Wireless and video improve process safety
14 Dec 2009
London – Wireless communications is enabling the biggest developments in safety systems across the plant currently, allowing the simple addition of extra process alarm points or measurement data, right up to providing video surveillance across the plant, and mobile voice and computer interfacing with site staff.
The initial applications for wireless sensors tended to be for delivering information from remote or difficult locations, where the cost associated with safely installing new data cables was prohibitive, or the task challenging.
Desirable monitoring or extra safety alarms were added using wireless, because they would fit into the plant monitoring systems already available: so personnel safety showers and eyebaths are now wirelessly alarmed into plant systems, using an open/closed contact input linked to the shower valve. In the US, this was also driven by new legislation designed to improve worker safety monitoring.
Invensys, using an Apprion wireless system, was one of the first to mention this type of application, at the PPG Lake Charles site some years ago. Honeywell then quoted the use of its XYR5000 wireless transmitter on 17 emergency showers at a chemical manufacturing and refining plant, to upgrade their facilities along First Alert response guidelines, at a cost of around 10% of the alternative wired system.
These hazardous area approved transmitters work off a battery with a three-to-five year expected life. Recently, Emerson incorporated emergency shower monitoring into its system at the Boise paper mill, saving 60% of the forecast conventional wiring costs on a project monitoring eight showers.
Many of the control system suppliers promoting wireless to their process plant customers have allied with wireless and IT communications suppliers, such as Dust Networks, Zigbee, Motorola, Apprion and Cisco, to gain the best available technology and security of the networks – in the move towards a control capability.

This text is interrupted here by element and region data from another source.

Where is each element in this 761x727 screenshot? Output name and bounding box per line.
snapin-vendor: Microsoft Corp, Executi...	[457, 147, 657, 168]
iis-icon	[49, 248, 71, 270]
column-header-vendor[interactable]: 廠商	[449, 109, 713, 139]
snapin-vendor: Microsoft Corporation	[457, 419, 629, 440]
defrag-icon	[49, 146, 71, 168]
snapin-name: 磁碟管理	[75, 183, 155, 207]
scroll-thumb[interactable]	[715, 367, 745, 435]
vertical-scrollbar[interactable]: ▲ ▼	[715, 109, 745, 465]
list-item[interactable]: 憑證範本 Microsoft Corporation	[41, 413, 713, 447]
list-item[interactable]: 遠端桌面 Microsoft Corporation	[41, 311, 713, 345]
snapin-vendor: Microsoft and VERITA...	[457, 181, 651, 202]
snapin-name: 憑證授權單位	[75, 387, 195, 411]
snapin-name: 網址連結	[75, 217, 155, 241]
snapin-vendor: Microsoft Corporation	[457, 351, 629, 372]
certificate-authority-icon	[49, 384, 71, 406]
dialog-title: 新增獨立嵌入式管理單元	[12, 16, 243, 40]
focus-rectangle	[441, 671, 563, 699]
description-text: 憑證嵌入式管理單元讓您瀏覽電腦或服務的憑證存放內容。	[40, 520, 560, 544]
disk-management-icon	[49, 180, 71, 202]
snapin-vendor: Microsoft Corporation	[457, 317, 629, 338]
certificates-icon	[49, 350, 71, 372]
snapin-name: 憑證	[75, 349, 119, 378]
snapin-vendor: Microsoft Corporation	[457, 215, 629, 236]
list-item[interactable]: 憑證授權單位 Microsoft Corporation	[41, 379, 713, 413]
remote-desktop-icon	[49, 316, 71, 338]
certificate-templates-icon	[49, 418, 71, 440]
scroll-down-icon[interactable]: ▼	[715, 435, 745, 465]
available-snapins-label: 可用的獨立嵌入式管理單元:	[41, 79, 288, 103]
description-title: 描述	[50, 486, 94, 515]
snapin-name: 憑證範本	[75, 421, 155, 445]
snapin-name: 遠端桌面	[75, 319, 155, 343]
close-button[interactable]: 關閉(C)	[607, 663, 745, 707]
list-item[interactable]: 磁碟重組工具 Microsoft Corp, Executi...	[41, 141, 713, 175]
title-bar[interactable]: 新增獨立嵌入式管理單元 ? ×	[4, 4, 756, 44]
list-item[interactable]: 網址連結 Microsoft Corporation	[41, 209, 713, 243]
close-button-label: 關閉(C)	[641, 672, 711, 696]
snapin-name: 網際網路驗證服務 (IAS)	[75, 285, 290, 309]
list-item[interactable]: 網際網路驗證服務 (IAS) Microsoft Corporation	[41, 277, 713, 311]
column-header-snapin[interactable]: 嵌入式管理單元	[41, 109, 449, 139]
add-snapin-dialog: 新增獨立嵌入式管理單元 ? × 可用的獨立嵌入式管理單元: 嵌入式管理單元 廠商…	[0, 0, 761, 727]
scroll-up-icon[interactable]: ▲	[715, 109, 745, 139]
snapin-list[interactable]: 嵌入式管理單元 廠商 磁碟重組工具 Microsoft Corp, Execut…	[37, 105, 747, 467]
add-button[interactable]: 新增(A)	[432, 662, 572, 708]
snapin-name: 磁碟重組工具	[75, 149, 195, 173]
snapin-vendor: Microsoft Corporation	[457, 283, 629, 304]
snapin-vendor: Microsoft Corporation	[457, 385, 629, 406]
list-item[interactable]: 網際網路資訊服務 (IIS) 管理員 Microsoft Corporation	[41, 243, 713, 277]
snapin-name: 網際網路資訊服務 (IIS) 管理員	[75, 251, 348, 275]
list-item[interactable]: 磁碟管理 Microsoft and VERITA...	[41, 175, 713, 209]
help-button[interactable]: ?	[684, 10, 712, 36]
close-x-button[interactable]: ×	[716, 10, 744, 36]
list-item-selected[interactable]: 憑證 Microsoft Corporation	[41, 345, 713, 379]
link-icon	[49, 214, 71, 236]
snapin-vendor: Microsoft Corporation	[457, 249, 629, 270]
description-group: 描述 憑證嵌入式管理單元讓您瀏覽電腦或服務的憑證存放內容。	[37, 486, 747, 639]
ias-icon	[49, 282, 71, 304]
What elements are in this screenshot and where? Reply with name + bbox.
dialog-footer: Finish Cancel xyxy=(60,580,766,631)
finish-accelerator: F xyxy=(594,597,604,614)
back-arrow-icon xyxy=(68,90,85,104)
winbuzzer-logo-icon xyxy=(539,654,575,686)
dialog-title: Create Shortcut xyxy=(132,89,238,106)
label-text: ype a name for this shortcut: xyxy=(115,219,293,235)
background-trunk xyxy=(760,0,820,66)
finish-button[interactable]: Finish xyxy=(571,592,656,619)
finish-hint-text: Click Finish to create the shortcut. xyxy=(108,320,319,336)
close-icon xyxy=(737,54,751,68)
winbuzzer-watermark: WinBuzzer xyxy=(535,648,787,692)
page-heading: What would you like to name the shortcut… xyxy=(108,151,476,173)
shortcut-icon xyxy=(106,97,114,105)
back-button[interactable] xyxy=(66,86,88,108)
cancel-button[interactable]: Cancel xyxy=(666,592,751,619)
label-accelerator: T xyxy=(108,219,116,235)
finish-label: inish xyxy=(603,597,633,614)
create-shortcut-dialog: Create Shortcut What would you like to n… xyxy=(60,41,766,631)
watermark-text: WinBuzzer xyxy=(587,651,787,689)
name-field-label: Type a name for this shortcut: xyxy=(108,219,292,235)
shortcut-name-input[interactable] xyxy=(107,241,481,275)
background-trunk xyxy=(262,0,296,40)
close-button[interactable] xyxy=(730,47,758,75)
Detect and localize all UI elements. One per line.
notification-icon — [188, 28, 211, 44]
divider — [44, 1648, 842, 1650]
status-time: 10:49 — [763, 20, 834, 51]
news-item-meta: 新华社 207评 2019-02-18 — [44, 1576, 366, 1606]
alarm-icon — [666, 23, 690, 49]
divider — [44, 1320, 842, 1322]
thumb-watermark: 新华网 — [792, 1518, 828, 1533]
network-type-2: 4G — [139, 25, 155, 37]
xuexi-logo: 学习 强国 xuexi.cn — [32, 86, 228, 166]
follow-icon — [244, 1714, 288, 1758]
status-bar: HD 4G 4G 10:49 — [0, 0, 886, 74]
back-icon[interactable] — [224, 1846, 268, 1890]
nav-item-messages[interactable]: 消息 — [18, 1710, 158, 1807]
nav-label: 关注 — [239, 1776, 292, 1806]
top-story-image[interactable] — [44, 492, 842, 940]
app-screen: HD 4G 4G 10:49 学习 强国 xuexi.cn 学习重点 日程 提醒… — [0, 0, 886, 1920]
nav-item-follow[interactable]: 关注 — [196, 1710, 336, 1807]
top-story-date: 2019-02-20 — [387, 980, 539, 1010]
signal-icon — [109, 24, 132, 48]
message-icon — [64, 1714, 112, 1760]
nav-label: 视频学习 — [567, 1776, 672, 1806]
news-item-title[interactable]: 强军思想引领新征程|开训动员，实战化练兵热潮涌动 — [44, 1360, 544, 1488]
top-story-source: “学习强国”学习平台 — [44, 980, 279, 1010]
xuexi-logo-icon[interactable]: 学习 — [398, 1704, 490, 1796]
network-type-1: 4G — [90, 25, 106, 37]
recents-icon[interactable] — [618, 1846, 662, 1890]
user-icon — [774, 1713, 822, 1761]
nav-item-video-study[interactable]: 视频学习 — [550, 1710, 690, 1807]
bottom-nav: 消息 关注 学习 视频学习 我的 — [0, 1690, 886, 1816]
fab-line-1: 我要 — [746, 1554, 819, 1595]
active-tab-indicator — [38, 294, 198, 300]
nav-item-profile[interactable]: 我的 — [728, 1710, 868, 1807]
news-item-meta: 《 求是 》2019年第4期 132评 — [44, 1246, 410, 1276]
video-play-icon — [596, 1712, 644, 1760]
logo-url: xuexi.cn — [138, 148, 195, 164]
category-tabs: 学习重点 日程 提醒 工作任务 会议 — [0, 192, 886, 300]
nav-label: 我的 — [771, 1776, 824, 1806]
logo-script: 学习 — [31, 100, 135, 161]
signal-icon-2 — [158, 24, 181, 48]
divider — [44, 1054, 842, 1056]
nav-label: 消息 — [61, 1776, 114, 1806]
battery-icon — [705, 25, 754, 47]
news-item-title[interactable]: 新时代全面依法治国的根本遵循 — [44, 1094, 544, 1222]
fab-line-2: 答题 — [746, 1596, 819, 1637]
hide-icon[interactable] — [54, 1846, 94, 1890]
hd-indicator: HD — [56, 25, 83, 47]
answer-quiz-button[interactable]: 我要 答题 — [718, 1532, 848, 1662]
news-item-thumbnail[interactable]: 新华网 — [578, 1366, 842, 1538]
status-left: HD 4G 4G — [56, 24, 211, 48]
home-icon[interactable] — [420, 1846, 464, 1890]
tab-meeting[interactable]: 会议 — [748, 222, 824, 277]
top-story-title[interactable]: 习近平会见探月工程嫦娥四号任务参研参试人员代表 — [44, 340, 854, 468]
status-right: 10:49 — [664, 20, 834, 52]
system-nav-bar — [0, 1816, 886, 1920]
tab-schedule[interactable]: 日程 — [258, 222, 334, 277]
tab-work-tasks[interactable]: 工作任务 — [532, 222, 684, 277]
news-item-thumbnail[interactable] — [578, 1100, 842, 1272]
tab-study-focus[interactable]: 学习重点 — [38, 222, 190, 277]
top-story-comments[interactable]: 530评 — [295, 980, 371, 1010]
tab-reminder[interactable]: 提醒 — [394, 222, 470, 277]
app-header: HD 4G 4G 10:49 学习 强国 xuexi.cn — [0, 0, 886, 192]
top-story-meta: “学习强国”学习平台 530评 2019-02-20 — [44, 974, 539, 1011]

This brings some new names to the fore as suppliers to the process industry: Apprion recently announced their wireless ION Video monitoring system, specifically developed to address the needs of process manufacturing in terms of plant safety and security. TheION Video analyzes motion, tracks, counts, and identifies objects (such as faces), and delivers video intelligence from live video streams by performing real-time video data mining.
The family of ION Applications, which also include sensors and systems for condition monitoring and asset tracking, provide manufacturing facilities with a single interface to satisfy the application requirements of safety, security, engineering, logistics, and maintenance personnel.
Integrating video with the automation system, Longwatch is providing the capability to reconstruct an incident, simultaneously using archived video, plant data from the process historian, and the actual images that were being shown on the HMI at the time. In this way they can reconstruct what happened on the plant, what the screens showed, and what the operator did about it – invaluable for checking on procedures, any operator errors, and for training.
The November/December 2009 issue of Process Engineering included articles reviewing the use of wireless location systems for Search and Rescue tasks, and also the “Empowerment of Mobile workers” using wireless field networks.
Such a Wi-Fi-based Real Time Location System (RTLS) has been implemented in Spain by Ekahau, to increase the safety for workers in an underground tunnel project in Vigo, Galicia, where Fomento de Construcciones Y Contratas SA and ACCIONA SA are excavating 2 tunnels both 8 kilometers (5 miles) in length.
The Ekahau system provides both real-time location of the worker in case of an emergency, and also two-way communication with the workers in the tunnel, through the text messaging capability built into the badge carried by each worker. The badge enables workers to call for help by pulling the built in emergency switch, when safety personnel and management receive the help request with location information for the incident. In Norway, Pixavi have adapted this Ekahau wireless RTLS and applied the system throughout the Statoilhydro onshore and offshore installations, using existing WiFi networks.